In Canada (Attorney General) v Samuel, 2019 ONCA 555, the Ontario Court of Appeal held that costs cannot be awarded in habeas corpus applications brought to challenge parole revocation decisions.
These applications are criminal rather than civil in nature. Section 135 of the Corrections and Conditional Release Act indicates that parole revocation is about the protection of society, which is a criminal law purpose. As such, costs cannot be awarded.
However, the Court appeared to recognize that habeas corpus applications brought in other correctional law contexts may be civil in nature, at para 24:
“In the prison discipline and prison transfer cases, the criminal law sentence serves as merely part of the background. It is the reason why the applicant is in the institution and subject to prison discipline.

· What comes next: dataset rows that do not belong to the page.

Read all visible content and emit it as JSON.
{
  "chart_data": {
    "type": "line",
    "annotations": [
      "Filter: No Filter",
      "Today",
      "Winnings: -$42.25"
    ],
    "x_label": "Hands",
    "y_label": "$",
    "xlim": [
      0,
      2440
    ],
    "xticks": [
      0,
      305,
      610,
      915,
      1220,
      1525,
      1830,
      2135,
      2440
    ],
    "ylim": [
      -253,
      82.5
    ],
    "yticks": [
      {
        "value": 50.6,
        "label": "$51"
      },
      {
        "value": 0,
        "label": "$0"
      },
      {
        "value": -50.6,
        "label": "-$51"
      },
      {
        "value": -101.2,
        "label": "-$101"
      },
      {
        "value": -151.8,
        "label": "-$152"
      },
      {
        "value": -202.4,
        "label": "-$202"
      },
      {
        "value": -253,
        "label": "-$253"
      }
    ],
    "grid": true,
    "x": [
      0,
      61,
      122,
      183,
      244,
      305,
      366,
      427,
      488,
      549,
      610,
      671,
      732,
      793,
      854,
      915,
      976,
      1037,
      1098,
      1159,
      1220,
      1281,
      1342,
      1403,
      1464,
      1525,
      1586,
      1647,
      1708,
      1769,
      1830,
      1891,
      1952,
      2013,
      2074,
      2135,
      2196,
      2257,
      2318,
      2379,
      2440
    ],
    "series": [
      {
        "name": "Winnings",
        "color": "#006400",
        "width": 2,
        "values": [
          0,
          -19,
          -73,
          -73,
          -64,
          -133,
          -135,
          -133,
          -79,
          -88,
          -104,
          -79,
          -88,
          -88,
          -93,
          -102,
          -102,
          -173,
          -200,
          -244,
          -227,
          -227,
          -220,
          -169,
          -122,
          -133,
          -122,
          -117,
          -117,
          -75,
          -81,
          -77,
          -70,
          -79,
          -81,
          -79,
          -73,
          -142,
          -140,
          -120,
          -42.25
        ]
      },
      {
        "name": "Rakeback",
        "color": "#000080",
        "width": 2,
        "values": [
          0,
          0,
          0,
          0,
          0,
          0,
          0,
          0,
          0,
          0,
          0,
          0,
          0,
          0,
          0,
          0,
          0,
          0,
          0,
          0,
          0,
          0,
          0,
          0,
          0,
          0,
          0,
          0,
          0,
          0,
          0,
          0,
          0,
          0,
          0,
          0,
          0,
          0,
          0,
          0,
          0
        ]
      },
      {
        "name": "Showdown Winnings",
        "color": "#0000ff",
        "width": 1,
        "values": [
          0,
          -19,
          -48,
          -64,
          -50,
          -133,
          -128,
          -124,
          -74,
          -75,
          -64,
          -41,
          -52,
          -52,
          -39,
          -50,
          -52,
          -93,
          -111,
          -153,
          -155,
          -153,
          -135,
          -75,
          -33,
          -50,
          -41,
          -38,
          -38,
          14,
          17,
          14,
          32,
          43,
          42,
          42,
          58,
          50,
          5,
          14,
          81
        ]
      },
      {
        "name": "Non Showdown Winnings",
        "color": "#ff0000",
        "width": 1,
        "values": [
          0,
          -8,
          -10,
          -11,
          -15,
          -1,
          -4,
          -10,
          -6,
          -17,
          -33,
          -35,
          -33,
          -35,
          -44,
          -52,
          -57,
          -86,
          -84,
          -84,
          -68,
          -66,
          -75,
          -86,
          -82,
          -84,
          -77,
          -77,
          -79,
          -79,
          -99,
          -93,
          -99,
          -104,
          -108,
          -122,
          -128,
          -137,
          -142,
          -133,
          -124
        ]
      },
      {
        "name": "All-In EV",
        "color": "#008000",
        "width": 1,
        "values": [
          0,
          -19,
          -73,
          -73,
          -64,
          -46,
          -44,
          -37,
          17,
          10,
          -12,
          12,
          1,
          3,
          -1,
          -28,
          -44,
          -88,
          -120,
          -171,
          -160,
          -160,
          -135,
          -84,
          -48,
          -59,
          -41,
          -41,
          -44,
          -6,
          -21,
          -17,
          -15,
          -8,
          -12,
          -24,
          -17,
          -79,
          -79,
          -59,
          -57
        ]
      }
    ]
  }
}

The sanction an applicant would challenge is an administrative order that is quite distinct from the sentence imposed by the criminal court.”
Cost awards may deter inmates of limited means from bringing habeas corpus applications to pursue their rights. While this decision may remove the risk of an inmate being penalized with costs for bringing a habeas corpus application, it only does so for parole revocation cases. Inmates seeking to challenge deprivations of their liberty in other contexts (e.g. transfer and discipline cases) may still face the risk of receiving cost awards if their application is unsuccessful.